Table 1. Distinguishing among secondary infection varieties
We would expect partial interference between coinfecting phages to occur particularly given phage therapy treatments that employ cocktails of otherwise not full coinfection-compatible phage strains. Resulting reductions in infection productivity during phage therapy, however, may be less of a concern given the formulation of infection-incompatible phages into cocktails (Chan et al., 2013; Chan and Abedon, 2012) so long as coinfection does not occur until late in phage population growth (i.e., until after most or all bacteria have already been bactericidally adsorbed), if passive rather than active treatments are employed (see below), or instead if phages are applied in multiple doses to infections rather than in just a single application (e.g., see arguments for multiple versus single dosing made in Abedon, 2012a; Abedon, 2014).

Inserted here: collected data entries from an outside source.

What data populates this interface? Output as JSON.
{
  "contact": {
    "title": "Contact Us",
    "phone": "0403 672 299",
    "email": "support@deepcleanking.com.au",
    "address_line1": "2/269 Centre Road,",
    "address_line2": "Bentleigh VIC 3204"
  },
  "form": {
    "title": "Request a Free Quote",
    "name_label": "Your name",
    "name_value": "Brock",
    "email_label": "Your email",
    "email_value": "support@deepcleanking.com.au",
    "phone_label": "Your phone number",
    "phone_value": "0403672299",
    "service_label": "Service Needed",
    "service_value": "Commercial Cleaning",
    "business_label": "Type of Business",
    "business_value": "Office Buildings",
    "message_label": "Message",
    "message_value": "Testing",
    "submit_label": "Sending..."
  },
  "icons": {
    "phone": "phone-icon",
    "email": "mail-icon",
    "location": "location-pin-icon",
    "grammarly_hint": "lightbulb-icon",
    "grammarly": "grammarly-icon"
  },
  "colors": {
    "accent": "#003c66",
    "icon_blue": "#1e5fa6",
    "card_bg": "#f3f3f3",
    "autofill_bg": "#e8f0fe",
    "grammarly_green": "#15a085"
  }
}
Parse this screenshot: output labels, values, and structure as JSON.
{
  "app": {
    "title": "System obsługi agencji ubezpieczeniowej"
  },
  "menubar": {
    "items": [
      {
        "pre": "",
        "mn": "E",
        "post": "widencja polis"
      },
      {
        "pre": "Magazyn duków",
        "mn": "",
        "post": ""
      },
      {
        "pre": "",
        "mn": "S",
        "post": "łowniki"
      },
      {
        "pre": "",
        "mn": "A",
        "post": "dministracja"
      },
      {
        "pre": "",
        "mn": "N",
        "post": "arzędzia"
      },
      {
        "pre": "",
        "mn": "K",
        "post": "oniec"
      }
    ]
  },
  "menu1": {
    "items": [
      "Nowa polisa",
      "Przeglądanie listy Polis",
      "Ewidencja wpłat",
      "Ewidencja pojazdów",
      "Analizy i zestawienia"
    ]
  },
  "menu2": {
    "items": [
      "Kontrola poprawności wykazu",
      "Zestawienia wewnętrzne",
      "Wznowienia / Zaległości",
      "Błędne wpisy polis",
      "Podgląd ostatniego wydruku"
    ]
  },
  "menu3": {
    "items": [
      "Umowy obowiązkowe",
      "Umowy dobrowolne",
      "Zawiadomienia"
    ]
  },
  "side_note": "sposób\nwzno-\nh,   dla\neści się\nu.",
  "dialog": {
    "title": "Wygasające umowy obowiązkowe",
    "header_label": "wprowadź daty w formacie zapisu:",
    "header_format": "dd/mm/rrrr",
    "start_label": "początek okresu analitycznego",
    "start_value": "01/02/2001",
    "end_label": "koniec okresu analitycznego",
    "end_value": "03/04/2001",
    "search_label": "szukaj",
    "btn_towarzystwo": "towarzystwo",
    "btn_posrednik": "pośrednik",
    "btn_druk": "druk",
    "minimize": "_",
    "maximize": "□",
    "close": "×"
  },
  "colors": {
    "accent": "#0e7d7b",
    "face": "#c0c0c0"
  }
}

From a non-applied perspective the superinfecting phage, even if otherwise "wasted" in terms of bacterial killing, nevertheless may still survive to some degree genetically. This survival may be measured in terms of the proportion of a burst that is associated with the secondary phage's genome (Abedon, 1994), though it remains an open question whether the associated proportional loss of primary phage genetic contribution to such bursts in fact evolutionarily selects for mechanisms of superinfection inhibition (Abedon, 1999). Of far greater relevance, however, is the contribution of secondary phage genetic survival to phage genome evolution, that is, as can result phage genomic mosaicism (Hatfull and Hendrix, 2011; Hendrix et al., 1999; Hendri et al., 2008). Whether the associated recombination between phages is a consequence of coinfection during lytic infections, the superinfection of lysogenic infections, or in some manner occurring between prophages, unless two phages have initially adsorbed simultaneously then coinfections are a consequence of secondary infections, and particularly parallel secondary infections.